How Does This Benefit Me? An Employee’s Value Perception of Enterprise Social Media

Since the term Enterprise 2.0 was first coined in 2006 (McAfee, 2006), companies have sought to incorporate social media within the organization. These traditionally public technologies were touted as the next solution to employee relationships, knowledge management and information sharing. However, while the promise of these technologies for organizations continued to be promoted, the benefits seemed to elude many organizations who had implemented such technologies. With projections suggesting a continued increase in enterprise social media, how can we ensure the increased use of these technologies by organization? \ \ Through the lens of customer value theory, the research presented here explores the use of Enterprise Social Media Networks (ESN) by examining employee’s intention to use these technologies.

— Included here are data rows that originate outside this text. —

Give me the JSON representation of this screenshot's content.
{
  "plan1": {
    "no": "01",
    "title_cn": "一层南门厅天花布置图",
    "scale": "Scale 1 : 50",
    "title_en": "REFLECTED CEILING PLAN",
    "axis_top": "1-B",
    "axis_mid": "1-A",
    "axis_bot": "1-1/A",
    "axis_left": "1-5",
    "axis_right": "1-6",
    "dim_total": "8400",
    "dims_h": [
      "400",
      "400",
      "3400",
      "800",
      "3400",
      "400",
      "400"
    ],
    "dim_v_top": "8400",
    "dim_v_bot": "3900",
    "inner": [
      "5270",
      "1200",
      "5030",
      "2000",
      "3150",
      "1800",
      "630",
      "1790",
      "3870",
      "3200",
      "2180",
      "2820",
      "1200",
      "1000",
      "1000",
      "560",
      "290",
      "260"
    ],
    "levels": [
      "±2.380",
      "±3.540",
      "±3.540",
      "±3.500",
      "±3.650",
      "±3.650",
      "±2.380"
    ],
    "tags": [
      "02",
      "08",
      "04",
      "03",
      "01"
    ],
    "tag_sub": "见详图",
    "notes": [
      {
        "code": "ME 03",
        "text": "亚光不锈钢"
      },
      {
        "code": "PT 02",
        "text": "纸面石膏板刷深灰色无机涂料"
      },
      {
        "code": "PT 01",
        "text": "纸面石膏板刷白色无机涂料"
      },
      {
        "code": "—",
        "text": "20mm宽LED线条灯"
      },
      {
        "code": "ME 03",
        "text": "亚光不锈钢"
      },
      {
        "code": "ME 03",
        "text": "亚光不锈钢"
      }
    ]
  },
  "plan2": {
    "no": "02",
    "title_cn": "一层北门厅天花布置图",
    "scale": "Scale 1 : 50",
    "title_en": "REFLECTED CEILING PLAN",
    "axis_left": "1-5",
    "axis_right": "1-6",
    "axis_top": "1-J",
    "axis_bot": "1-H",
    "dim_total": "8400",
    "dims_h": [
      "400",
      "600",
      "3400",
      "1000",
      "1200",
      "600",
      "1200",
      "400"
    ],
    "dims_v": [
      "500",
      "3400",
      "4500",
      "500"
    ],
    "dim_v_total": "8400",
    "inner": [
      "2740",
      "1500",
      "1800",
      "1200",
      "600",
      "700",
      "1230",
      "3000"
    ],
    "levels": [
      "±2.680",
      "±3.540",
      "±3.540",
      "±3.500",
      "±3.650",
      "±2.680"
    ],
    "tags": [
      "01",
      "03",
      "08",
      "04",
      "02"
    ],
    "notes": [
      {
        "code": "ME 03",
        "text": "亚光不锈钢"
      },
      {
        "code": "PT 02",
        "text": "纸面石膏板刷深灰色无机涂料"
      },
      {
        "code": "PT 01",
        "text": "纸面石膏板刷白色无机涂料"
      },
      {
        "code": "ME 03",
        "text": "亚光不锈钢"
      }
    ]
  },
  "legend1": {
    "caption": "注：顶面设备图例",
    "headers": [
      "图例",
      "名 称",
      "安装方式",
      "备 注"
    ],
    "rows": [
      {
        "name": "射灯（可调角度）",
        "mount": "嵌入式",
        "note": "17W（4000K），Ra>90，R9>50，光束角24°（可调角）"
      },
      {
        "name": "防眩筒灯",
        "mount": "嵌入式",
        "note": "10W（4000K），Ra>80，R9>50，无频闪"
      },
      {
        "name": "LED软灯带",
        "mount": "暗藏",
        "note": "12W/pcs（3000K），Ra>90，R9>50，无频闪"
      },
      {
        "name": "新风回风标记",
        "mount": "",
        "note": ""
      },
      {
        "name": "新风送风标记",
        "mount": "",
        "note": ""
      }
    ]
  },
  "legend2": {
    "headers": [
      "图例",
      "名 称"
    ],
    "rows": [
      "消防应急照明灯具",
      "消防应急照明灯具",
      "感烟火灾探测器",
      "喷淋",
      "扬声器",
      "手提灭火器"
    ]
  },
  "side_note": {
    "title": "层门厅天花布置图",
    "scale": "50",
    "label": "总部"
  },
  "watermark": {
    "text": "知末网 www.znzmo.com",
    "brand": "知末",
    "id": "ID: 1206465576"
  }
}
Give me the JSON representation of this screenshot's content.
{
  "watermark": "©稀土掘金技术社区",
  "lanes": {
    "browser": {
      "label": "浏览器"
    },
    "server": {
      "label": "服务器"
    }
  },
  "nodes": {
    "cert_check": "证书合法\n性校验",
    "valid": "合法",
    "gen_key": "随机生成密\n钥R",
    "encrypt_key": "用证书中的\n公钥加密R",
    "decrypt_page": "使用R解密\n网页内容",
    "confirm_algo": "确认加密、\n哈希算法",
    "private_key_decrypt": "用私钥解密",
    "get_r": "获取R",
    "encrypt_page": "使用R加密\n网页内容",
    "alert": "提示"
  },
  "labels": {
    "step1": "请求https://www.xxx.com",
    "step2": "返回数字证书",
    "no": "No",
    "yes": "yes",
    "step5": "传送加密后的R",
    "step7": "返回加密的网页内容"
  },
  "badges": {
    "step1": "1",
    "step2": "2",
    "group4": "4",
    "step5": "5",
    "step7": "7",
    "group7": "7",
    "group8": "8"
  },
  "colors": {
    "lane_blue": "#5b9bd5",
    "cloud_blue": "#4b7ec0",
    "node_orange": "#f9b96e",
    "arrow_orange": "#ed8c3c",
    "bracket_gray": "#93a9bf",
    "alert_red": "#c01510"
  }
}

Customer value theory has been researched extensively in the marketing literature as a way to understand how products provide value (e.g. functional) to customers (see Flint et. al, 2002 for further examples in the marketing literature). In IS, research has examined customer value to understand a user’s satisfaction with a company’s public social networking site (Chow and Shi, 2015). Using this as a basis for model development, the current research aims to provide insights into an employee’s value placed on social media technologies located internally to the organization. \ \ Customer value can be evaluated across three dimensions: functional, social and emotional. Functional value examines the quality of the information and economic benefits the technology affords. The social dimension considers how these technologies may be able to enhance social well-being and relationships with the organization. This dimension examines the interactivity, collaboration opportunities and social presence of ESN. Finally, the emotional dimension, or affective state of the employee, examines the entertainment value an employee gets from using these technologies. A model will be presented and discussed with the intention to receive feedback on possible improvements. The goal is to understand how an employee’s view of the value of ESN may inhibit or encourage adoption of ESN.